Interrupting and Resuming via Checkpoints

It is important to be able to interrupt optimization and continue right from where you left off. Reasons include scheduling on shared resources, branching the optimization with different settings or securing yourself against crashes in long-running processes.

Note

Currently, this is not supported by all optimizers. It is the case for gradient descent, rmsprop, adadelta and rprop.

Climin makes this in parts possible and leaves the responsibility to the user in other parts. More specifically, the user has to take over the serialization of the parameter vector (i.e. wrt), the objective function and its derivatives (e.g. fprime) and the data (i.e. args). The reason for this is that one cannot build a generic procedure for this. The data might be depending on an open file descriptor and only a subset of Python functions can be serialized, which is those that are defined at the top level.

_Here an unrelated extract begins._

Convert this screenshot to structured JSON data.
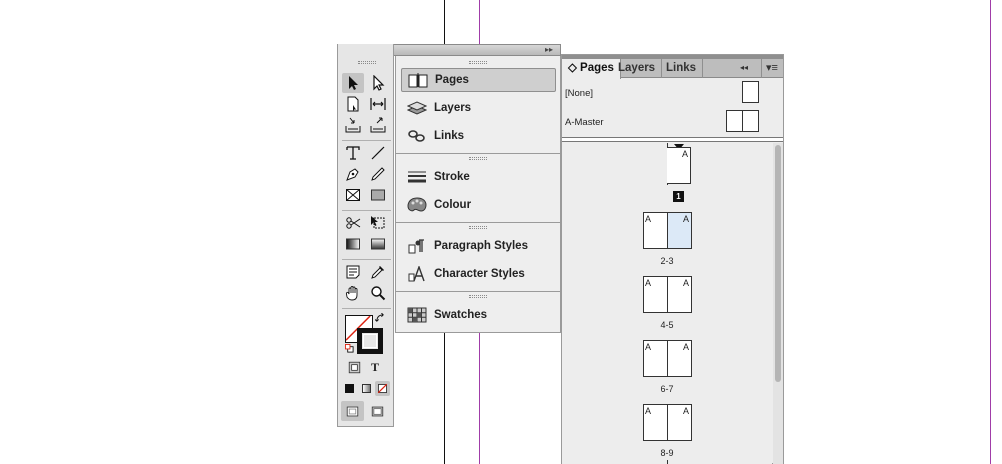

Saving the state to disk (or somewhere else)

The idea is that the info dictionary which is the result of each optimization step carries all the information necesseray to resume. Thus a recipe to write your state to disk is as follows.

import numpy as np
import cPickle
from climin.gd import Gradient Descent

pars = make_pars()
fprime = make_fprime()
data = make_data()
opt = GradientDescent(pars, fprime, args=data)
for info in opt:
    with open('state.pkl', 'w') as fp:
        cPickle.dump(info, fp)
    np.savetxt('parameters.csv', pars)

This snippet first generates the necessery quantities from library functions which we assume given. We then create a GradientDescent object over which we iterate to optimize. In each iteration, we pickle the info dictionary to disk.

Note

Pickling an info dictionary directly to disk might be a bad idea in many cases. E.g. it will contain the current data element or a gnumpy array, which is not picklable. It is the users’s responsibility to take care of that.

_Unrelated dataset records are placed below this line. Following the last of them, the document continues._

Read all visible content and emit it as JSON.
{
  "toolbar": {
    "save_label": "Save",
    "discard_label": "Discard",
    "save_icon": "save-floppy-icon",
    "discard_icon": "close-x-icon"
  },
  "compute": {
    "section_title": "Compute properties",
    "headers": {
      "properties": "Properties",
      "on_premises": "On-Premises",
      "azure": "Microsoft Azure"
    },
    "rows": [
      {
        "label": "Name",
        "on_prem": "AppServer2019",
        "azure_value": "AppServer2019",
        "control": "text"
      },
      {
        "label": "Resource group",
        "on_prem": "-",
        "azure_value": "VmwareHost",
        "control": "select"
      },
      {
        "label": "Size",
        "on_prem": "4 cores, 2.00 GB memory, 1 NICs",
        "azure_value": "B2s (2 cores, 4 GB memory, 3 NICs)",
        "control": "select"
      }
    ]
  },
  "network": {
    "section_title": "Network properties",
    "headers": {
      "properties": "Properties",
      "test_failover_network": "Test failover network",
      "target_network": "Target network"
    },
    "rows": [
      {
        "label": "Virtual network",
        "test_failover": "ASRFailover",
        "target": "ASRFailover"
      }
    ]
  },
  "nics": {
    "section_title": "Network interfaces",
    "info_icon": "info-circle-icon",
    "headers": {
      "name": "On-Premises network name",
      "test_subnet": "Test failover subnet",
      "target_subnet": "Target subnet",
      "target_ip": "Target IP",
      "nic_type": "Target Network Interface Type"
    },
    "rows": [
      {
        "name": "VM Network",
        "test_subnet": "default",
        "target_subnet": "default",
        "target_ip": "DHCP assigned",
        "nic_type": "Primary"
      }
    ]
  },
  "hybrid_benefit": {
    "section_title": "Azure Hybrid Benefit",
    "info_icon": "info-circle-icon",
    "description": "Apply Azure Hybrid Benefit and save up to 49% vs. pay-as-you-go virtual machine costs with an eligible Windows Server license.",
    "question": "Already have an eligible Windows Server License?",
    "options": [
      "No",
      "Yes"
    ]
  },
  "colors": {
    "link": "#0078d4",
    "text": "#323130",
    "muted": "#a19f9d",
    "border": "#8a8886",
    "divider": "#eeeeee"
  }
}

Loading the state from disk

We will now load the info dictionary from file, create an optimizer object an initialize it with values from the info dictionary.

import numpy as np
import cPickle
from climin.gd import Gradient Descent

pars = np.loadtxt('parameters.csv')
fprime = make_fprime()
data = make_data()
with open('state.pkl') as fp:
    info = cPickle.load(fp)

opt = GradientDescent(pars, fprime, args=data)
opt.set_from_info(info)

We can continue optimization right from where we left off.